According to an October 9th Financial Times report, Chinese customs authorities have launched a full-scale crackdown on Nvidia chip shipments. The report states that enforcement teams have been deployed at major ports to inspect data center hardware, with a particular focus on Nvidia's H20 and RTX 6000D chips—chips designed to comply with US export controls but now under renewed scrutiny from Beijing.
The inspections, which began in recent weeks, are reportedly being coordinated by China's Cyberspace Administration (CAC), with assistance from customs officials. The campaign initially targeted the H20 and RTX 6000D but has since expanded to include "all advanced semiconductor products." The Financial Times states that officials are focused on preventing smuggled US chips from entering domestic data centers. Nvidia declined to comment when contacted by Tom's Hardware.
China's pressure on the H20 is particularly noteworthy. H20, which announced a tailored workaround last year to avoid violating Washington's updated export rules, only recently began volume shipments to Chinese server OEMs. Companies like ByteDance and Alibaba were reportedly told to halt further H20 orders in mid-September, and now some or all shipments are undoubtedly on hold or blocked indefinitely.

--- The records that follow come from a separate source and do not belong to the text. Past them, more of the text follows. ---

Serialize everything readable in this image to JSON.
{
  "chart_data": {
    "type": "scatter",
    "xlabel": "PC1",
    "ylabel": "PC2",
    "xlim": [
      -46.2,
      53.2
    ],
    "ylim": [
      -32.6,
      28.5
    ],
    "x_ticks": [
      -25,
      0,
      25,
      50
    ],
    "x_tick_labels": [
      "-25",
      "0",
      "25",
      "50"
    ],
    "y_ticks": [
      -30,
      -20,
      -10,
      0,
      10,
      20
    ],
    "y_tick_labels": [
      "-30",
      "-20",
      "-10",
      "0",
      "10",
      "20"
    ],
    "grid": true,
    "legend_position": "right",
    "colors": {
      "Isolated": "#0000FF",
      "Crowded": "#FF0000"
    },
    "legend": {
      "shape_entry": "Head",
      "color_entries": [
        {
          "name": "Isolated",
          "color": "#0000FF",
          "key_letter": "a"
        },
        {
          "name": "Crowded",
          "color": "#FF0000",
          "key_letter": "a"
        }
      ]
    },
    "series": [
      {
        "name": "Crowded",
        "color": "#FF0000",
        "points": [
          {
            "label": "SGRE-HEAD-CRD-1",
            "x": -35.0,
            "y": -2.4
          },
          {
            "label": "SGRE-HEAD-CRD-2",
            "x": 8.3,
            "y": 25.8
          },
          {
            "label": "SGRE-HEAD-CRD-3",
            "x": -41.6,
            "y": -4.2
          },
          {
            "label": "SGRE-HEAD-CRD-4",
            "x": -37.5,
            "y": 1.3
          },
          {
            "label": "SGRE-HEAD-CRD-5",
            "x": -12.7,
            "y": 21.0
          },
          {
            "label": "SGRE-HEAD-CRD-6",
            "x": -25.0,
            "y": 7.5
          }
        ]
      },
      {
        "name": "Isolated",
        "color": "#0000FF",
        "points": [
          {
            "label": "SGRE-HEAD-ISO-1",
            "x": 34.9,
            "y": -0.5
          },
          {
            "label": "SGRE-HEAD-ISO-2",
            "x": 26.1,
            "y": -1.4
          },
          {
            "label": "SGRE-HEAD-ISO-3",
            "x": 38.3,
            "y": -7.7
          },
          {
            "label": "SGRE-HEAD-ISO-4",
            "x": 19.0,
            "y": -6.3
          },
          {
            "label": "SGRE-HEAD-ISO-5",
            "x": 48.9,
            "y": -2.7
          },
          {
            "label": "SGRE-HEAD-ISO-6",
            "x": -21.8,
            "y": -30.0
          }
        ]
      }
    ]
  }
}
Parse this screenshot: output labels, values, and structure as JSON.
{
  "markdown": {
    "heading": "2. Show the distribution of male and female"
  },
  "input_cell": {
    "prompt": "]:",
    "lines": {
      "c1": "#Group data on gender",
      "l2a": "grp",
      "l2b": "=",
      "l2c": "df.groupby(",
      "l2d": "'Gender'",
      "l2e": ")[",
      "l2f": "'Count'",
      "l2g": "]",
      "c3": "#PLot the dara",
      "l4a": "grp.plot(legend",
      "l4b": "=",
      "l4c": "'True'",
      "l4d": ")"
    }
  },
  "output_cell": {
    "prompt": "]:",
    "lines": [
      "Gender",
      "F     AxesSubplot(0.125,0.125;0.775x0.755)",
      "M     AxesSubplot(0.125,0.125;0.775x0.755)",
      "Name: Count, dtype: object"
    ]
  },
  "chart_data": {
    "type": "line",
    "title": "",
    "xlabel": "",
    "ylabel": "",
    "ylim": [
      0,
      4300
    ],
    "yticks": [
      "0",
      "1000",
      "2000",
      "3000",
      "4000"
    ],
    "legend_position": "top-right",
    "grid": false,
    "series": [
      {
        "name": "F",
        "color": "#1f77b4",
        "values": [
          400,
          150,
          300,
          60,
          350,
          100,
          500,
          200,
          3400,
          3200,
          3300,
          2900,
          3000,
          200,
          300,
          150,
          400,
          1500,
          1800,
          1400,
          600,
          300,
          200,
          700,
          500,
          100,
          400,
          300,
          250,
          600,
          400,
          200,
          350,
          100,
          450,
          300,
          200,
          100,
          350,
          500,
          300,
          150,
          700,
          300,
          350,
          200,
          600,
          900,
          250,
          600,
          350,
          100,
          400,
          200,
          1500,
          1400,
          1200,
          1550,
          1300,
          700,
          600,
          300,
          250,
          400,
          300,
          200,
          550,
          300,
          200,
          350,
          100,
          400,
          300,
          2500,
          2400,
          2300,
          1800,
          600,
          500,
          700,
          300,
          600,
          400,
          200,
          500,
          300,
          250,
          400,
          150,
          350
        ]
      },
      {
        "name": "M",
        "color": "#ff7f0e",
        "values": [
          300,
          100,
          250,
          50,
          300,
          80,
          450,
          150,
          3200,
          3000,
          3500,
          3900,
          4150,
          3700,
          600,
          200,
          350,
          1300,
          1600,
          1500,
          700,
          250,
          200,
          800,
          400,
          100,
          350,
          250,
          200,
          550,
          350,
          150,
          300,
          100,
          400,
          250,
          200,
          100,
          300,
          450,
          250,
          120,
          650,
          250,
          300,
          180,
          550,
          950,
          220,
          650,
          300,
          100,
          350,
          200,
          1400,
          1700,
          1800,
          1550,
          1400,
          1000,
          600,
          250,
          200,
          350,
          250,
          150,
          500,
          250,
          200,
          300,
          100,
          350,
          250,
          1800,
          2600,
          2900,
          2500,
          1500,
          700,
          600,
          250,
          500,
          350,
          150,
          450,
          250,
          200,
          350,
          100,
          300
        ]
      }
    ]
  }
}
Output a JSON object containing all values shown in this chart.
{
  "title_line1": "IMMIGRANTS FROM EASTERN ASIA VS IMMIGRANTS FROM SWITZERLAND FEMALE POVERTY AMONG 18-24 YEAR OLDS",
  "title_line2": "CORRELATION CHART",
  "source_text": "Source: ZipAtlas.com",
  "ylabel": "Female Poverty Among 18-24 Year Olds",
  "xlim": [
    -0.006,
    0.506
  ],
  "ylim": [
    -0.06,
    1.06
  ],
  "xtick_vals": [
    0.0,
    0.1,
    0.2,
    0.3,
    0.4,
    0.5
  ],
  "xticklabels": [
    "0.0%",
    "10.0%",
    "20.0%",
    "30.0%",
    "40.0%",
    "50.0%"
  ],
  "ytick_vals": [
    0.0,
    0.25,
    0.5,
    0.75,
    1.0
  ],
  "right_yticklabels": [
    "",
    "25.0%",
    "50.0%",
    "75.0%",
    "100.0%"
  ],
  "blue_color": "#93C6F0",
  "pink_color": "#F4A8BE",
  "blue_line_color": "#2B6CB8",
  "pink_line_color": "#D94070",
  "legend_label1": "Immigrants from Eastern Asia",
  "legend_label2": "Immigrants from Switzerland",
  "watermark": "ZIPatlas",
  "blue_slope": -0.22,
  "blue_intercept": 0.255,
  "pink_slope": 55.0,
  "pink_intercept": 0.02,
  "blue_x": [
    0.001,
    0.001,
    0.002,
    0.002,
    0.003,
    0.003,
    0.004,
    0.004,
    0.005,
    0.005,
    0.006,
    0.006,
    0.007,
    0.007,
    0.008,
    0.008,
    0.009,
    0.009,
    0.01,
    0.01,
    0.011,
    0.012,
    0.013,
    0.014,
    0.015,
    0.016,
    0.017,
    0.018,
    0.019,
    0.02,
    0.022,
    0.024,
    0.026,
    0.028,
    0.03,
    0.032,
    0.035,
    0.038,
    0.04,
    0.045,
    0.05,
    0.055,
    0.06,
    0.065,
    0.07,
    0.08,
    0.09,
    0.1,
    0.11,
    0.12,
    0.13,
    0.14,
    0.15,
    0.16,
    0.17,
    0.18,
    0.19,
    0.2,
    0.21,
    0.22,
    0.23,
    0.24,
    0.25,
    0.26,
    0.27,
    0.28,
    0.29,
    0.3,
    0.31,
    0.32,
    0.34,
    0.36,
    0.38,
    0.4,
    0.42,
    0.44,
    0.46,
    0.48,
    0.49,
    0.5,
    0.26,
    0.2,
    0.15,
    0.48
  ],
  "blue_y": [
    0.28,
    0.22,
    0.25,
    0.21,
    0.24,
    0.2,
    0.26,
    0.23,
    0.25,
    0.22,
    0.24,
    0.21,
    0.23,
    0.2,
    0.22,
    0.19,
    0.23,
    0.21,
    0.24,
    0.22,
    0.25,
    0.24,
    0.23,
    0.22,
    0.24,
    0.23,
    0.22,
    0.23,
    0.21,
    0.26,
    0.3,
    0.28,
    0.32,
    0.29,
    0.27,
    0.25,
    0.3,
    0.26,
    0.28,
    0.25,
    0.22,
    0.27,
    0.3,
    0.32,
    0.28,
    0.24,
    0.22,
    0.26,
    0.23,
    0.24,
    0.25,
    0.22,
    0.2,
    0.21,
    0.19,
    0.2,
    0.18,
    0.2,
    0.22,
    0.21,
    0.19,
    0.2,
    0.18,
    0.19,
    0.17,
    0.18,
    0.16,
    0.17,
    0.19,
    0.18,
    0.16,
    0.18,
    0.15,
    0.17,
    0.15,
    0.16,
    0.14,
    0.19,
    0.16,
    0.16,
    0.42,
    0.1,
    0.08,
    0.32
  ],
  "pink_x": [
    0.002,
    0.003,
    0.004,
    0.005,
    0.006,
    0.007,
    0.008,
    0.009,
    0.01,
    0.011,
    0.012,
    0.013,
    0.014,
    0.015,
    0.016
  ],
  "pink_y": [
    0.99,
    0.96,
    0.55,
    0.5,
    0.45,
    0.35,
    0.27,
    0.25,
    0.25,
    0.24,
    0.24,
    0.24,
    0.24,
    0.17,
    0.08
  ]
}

These inspections are likely to hit China's gray and refurbished market, which relies on repurposed A100 and H100 boards as the H20 pipeline tightens, with underground repair shops servicing hundreds of accelerators monthly. The Financial Times previously reported that at least $1 billion worth of high-end Nvidia processors entered the US in the three months after the US tightened regulations, often through indirect routes. Customs crackdowns could directly target this pipeline.
Meanwhile, China's domestic roadmap is real but uneven. China's decision to begin cracking down on imports may reflect growing confidence in its domestic hardware, but while domestic accelerator production in Chinese fabs is ramping up, bottlenecks in HBM supply and overall fab capacity remain. This suggests recent friction for data center operators, with further delays in inbound shipments of the H20 RTX 6000D—which will likely never reach them—and a slower-than-expected rollout of domestic chips.
The H20 itself remains precarious. Nvidia has told some suppliers to pause H20-related work amid evolving regulations while it explores a successor that complies with US controls. If that successor fails or sees limited shipments, the Chinese crackdown will effectively double the effect, reducing Nvidia's legal avenues and making the gray market environment more challenging.